Thirty five years later on April 15, 2010, Dr. Kenneth Doka and I were giving ethics presentations to a New Jersey state gathering of palliative care nurses at the invitation of Rutgers University. My presentation was focused on case studies of three Catholic women – Karen Ann Quinlan, Nancy Cruzan, and Terri Schiavo. As I began my presentation on Karen Ann Quinlan, I noticed that her mother was sitting near the front of the audience. Julia Duane Quinlan speaks at conferences across the country on ethics, end-of-life care, hospice and the importance of her daughter’s landmark case. Following the presentation Ms. Quinlan invited Ken and me to join her for dinner. At dinner, I asked her what she thought was the most important part of the legal fight surrounding her daughter. She answered that question by talking about how the case had become so closely identified with the “right to die.” In
one of her books she states “we felt to choose not to prolong life artificially was the ultimate respect for human life. Death was not desired, only accepted.” (Karen Ann Quinlan’s Mother Remembers). Indeed, after the respirator was finally removed, Karen Ann Quinlan would live almost a decade in her suspended state. Ms. Quinlan said that they were talking about respect for life, not the “right to die.” She acknowledged that prior to her daughter’s case there was very little discussion on the particular issue of the right to die.
There had been important legal rulings on a patient’s right to give or withhold consent in the decades prior to 1975, but it was the Quinlan case that spoke so strongly to end of life care and one’s right to die.

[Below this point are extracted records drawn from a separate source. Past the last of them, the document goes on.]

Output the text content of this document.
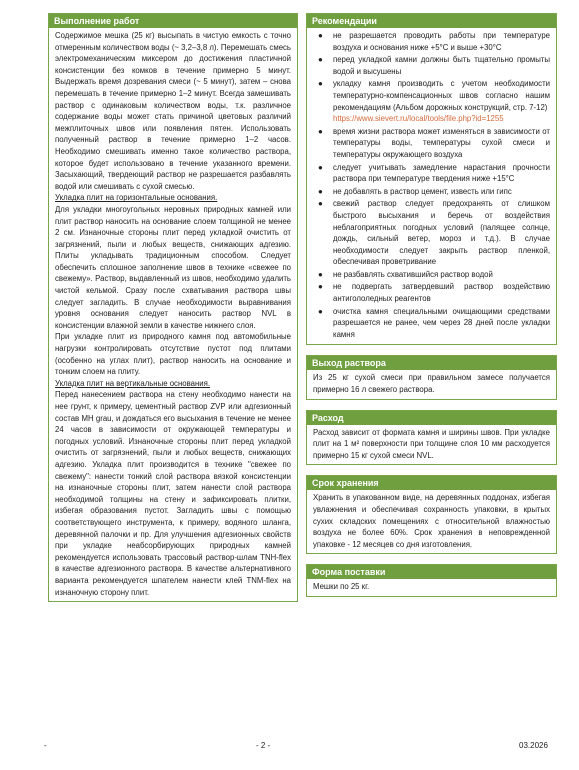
Выполнение работ

Содержимое мешка (25 кг) высыпать в чистую емкость с точно отмеренным количеством воды (~ 3,2–3,8 л). Перемешать смесь электромеханическим миксером до достижения пластичной консистенции без комков в течение примерно 5 минут. Выдержать время дозревания смеси (~ 5 минут), затем – снова перемешать в течение примерно 1–2 минут. Всегда замешивать раствор с одинаковым количеством воды, т.к. различное содержание воды может стать причиной цветовых различий межплиточных швов или появления пятен. Использовать полученный раствор в течение примерно 1–2 часов. Необходимо смешивать именно такое количество раствора, которое будет использовано в течение указанного времени. Засыхающий, твердеющий раствор не разрешается разбавлять водой или смешивать с сухой смесью.

Укладка плит на горизонтальные основания.

Для укладки многоугольных неровных природных камней или плит раствор наносить на основание слоем толщиной не менее 2 см. Изнаночные стороны плит перед укладкой очистить от загрязнений, пыли и любых веществ, снижающих адгезию. Плиты укладывать традиционным способом. Следует обеспечить сплошное заполнение швов в технике «свежее по свежему». Раствор, выдавленный из швов, необходимо удалить чистой кельмой. Сразу после схватывания раствора швы следует загладить. В случае необходимости выравнивания уровня основания следует наносить раствор NVL в консистенции влажной земли в качестве нижнего слоя.

При укладке плит из природного камня под автомобильные нагрузки контролировать отсутствие пустот под плитами (особенно на углах плит), раствор наносить на основание и тонким слоем на плиту.

Укладка плит на вертикальные основания.

Перед нанесением раствора на стену необходимо нанести на нее грунт, к примеру, цементный раствор ZVP или адгезионный состав MH grau, и дождаться его высыхания в течение не менее 24 часов в зависимости от окружающей температуры и погодных условий. Изнаночные стороны плит перед укладкой очистить от загрязнений, пыли и любых веществ, снижающих адгезию. Укладка плит производится в технике "свежее по свежему": нанести тонкий слой раствора вязкой консистенции на изнаночные стороны плит, затем нанести слой раствора необходимой толщины на стену и зафиксировать плитки, избегая образования пустот. Загладить швы с помощью соответствующего инструмента, к примеру, водяного шланга, деревянной палочки и пр. Для улучшения адгезионных свойств при укладке неабсорбирующих природных камней рекомендуется использовать трассовый раствор-шлам TNH-flex в качестве адгезионного раствора. В качестве альтернативного варианта рекомендуется шпателем нанести клей TNM-flex на изнаночную сторону плит.

Рекомендации
● не разрешается проводить работы при температуре воздуха и основания ниже +5°C и выше +30°C
● перед укладкой камни должны быть тщательно промыты водой и высушены
● укладку камня производить с учетом необходимости температурно-компенсационных швов согласно нашим рекомендациям (Альбом дорожных конструкций, стр. 7-12)
https://www.sievert.ru/local/tools/file.php?id=1255
● время жизни раствора может изменяться в зависимости от температуры воды, температуры сухой смеси и температуры окружающего воздуха
● следует учитывать замедление нарастания прочности раствора при температуре твердения ниже +15°C
● не добавлять в раствор цемент, известь или гипс
● свежий раствор следует предохранять от слишком быстрого высыхания и беречь от воздействия неблагоприятных погодных условий (палящее солнце, дождь, сильный ветер, мороз и т.д.). В случае необходимости следует закрыть раствор пленкой, обеспечивая проветривание
● не разбавлять схватившийся раствор водой
● не подвергать затвердевший раствор воздействию антигололедных реагентов
● очистка камня специальными очищающими средствами разрешается не ранее, чем через 28 дней после укладки камня
Выход раствора

Из 25 кг сухой смеси при правильном замесе получается примерно 16 л свежего раствора.

Расход

Расход зависит от формата камня и ширины швов. При укладке плит на 1 м² поверхности при толщине слоя 10 мм расходуется примерно 15 кг сухой смеси NVL.

Срок хранения

Хранить в упакованном виде, на деревянных поддонах, избегая увлажнения и обеспечивая сохранность упаковки, в крытых сухих складских помещениях с относительной влажностью воздуха не более 60%. Срок хранения в неповрежденной упаковке - 12 месяцев со дня изготовления.

Форма поставки

Мешки по 25 кг.

-	- 2 -	03.2026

In this case, this was true even of the patient was in a permanent persistent vegetative state. The patient did not forfeit the rights; they just had to be exercised by a surrogate. In the Quinlan case, it was her father. As my colleague Bruce Jennings has pointed out, what made this such a landmark case was that it was “the first time that an individual’s right to refuse life-sustaining medical treatment was affirmed by an American appellate-level court.” (“Ethics, End of Life Care, and the Law.” In Living with Grief: Ethical Dilemmas at the End of Life, 2005.)